You realize you have to schedule sex

While nothing sounds worse than "scheduling" sex, this is something you might actually have to do once you move in together. And that's because it's so easy to get wrapped up in your day-to-day lives and begin taking each other for granted.

If that happens, "you need to be mindful of creating space and time for sexual connection," Allison Grossman, LMHC, a psychotherapist specializing in relationships and sexuality, tells HelloGiggles. "Maybe it’s getting into bed earlier, planning at-home date nights, or having screen-free evenings together." Figure out what works for you, and if that means literally writing it on the calendar, so be it.

You actually end up having more sex

On the flip side of all those potential downsides, you might find that you and your partner actually start having more sex than you did before, even though you're busy and you see each other every day.

Sharing a space and having more time together obviously increase the opportunities for sex, Lozano says.
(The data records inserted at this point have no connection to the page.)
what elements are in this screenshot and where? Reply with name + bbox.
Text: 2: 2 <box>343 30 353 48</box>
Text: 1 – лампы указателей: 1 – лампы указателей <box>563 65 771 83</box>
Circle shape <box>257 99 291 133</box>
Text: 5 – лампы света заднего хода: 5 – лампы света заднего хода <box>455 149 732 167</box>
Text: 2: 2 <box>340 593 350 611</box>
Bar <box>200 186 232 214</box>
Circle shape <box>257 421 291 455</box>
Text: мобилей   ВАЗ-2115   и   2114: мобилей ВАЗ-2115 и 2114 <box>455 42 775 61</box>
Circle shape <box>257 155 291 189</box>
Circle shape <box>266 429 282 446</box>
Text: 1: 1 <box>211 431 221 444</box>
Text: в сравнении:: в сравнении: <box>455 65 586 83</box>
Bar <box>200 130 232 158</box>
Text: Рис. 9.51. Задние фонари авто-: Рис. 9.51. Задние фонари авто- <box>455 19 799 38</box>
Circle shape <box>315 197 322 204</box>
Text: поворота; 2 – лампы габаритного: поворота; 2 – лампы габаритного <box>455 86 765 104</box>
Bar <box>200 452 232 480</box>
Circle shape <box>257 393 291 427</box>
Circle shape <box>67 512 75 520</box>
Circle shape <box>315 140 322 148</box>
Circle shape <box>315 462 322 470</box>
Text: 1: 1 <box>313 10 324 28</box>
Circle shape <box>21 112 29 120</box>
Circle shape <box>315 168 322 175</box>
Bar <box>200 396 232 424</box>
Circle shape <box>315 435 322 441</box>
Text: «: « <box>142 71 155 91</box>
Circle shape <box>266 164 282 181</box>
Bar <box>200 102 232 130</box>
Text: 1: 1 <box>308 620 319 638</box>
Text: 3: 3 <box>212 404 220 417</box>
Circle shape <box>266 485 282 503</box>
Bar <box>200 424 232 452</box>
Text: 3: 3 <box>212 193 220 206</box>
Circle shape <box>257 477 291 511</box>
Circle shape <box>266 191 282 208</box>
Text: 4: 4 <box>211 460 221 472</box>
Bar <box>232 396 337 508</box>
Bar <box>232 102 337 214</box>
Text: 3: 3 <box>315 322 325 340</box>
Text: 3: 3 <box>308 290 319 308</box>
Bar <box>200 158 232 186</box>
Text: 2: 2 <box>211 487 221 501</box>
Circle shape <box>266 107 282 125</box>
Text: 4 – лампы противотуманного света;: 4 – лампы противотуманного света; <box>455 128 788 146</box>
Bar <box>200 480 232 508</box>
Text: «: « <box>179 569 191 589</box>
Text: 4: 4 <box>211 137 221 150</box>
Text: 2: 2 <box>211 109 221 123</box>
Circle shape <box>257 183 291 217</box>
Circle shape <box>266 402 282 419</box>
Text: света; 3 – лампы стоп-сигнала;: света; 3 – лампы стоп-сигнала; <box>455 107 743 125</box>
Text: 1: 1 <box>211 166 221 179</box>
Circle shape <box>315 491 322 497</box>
You might find yourselves having intercourse in the middle of the afternoon, when you first wake up in the morning, on your lunch break—or all of the above.

Not every couples' sex life takes a nosedive after moving in together. It depends on so many factors, including the effort you're both willing to make. So if you want to have more sex, do so by making it a priority.

You'll eventually start having better sex

Of course, living together isn't all vacuuming and bill paying; it also means having more time to get to know each other on an even deeper level. And according to Chasity Chandler, LMHC, MCAP, ICADC, CST, CDWF, a couples counselor and certified sex therapist, the bond that you create as a result can lead to an even more passionate and fulfilling sex life.

That's because great sex isn't just about spontaneity and longing. It can also stem from feeling deeply connected to the person you're with and enjoying the physical and emotional time spent together.

Of course, having your own personal living space won't hurt either, especially if you used to live with roommates. "Having additional privacy that may not have been available before may make things kinkier, and you may feel freer to be your best sexual self," Chandler says. "Inhibitions may just flow out the window."